Last year Georgetown Law and I filed a similar FTC complaint against YouTube and its parent company Google, because the video of Alison’s murder is still present on that platform as well. Since then, despite many updates and sample videos still circulating on YouTube, we’ve only heard crickets from the FTC.
Will Congress react to the pressure?
My testimony, the FTC filings, and our attempts to obtain copyright are the equivalent of throwing spaghetti on the wall, hoping something sticks. Right now everything seems to be falling apart. The FTC could come out of the shadows and so could Facebook and Google. The Federal Trade Commission has imposed multi-million dollar fines in the past, but for companies worth billions, it is little more than money. However, due to the current storm of accusations against Facebook, there are increased pressure on Congress to finally act and amend section 230.
It will require something that a dysfunctional Congress might struggle to accomplish.
So Facebook has a new name? : I’m pretty sure they’ll keep the same practices.
The murder of Alison shared on Facebook, Instagram and YouTube is just one of the egregious practices that undermine the fabric of our society.

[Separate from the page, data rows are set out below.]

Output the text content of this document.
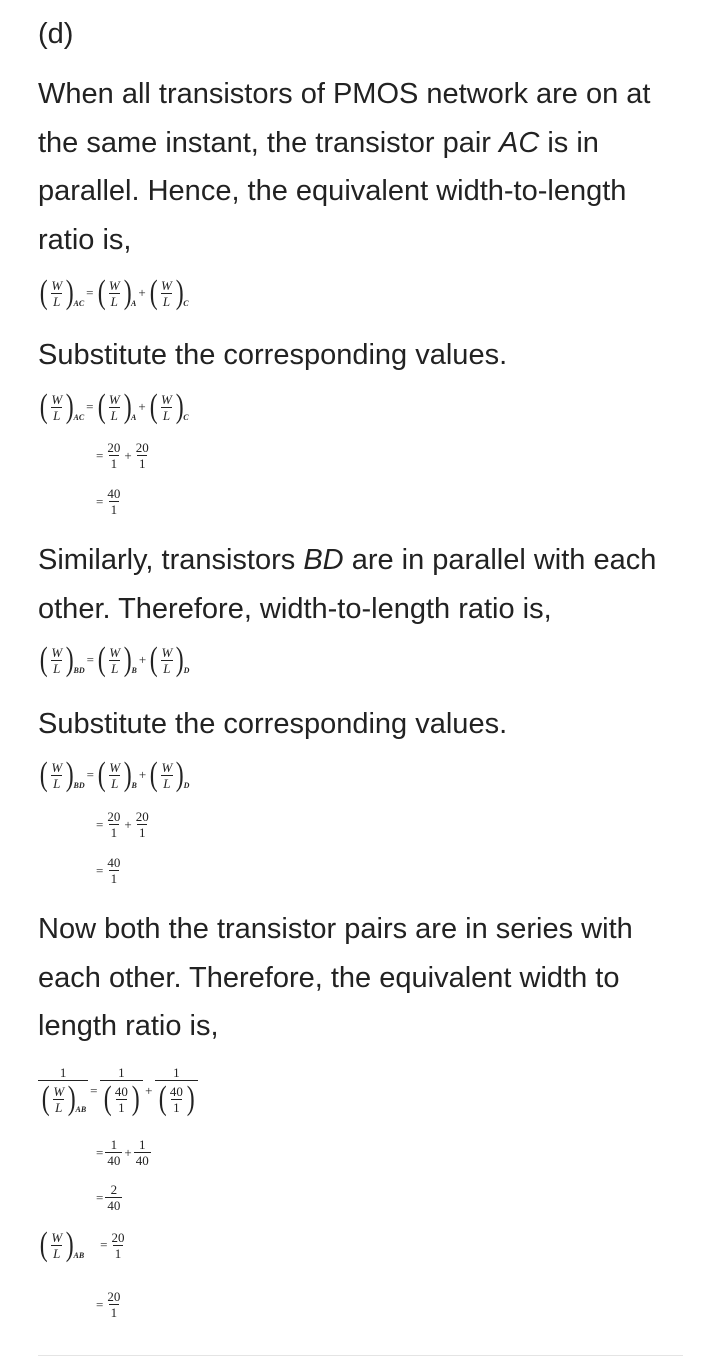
(d)

When all transistors of PMOS network are on at the same instant, the transistor pair AC is in parallel. Hence, the equivalent width-to-length ratio is,

( $\frac{W}{L}$ ) AC
= ( $\frac{W}{L}$ ) A
+ ( $\frac{W}{L}$ ) C

Substitute the corresponding values.

( $\frac{W}{L}$ ) AC
= ( $\frac{W}{L}$ ) A
+ ( $\frac{W}{L}$ ) C
= $\frac{20}{1} + \frac{20}{1}$
= $\frac{40}{1}$

Similarly, transistors BD are in parallel with each other. Therefore, width-to-length ratio is,

( $\frac{W}{L}$ ) BD
= ( $\frac{W}{L}$ ) B
+ ( $\frac{W}{L}$ ) D

Substitute the corresponding values.

( $\frac{W}{L}$ ) BD
= ( $\frac{W}{L}$ ) B
+ ( $\frac{W}{L}$ ) D
= $\frac{20}{1} + \frac{20}{1}$
= $\frac{40}{1}$

Now both the transistor pairs are in series with each other. Therefore, the equivalent width to length ratio is,

$\frac{1}{( \frac{W}{L} ) AB} = \frac{1}{( \frac{40}{1} )} + \frac{1}{( \frac{40}{1} )}$
= $\frac{1}{40} + \frac{1}{40}$
= $\frac{2}{40}$
( $\frac{W}{L}$ ) AB
= $\frac{20}{1}$
= $\frac{20}{1}$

Haugen confirmed that Facebook could use artificial intelligence to stop this shameful practice, but instead their algorithms are not designed to make using Facebook as useful or as healthy as possible. They are designed to keep users hooked.
For me, the solution is simple. Remove Section 230 liability immunity. If Facebook and YouTube ever end up in court and review thousands of legitimate lawsuits, they will stop the action that made my FTC complaints necessary. Congress, stop fiddling with Rome as it burns. Do your job. Do it for everyone who has been hurt. Do it to save our country. Do it for Alison.
Andy Parker is an activist and author of “For Alison: the murder of a young reporter and a father’s fight for gun safety.”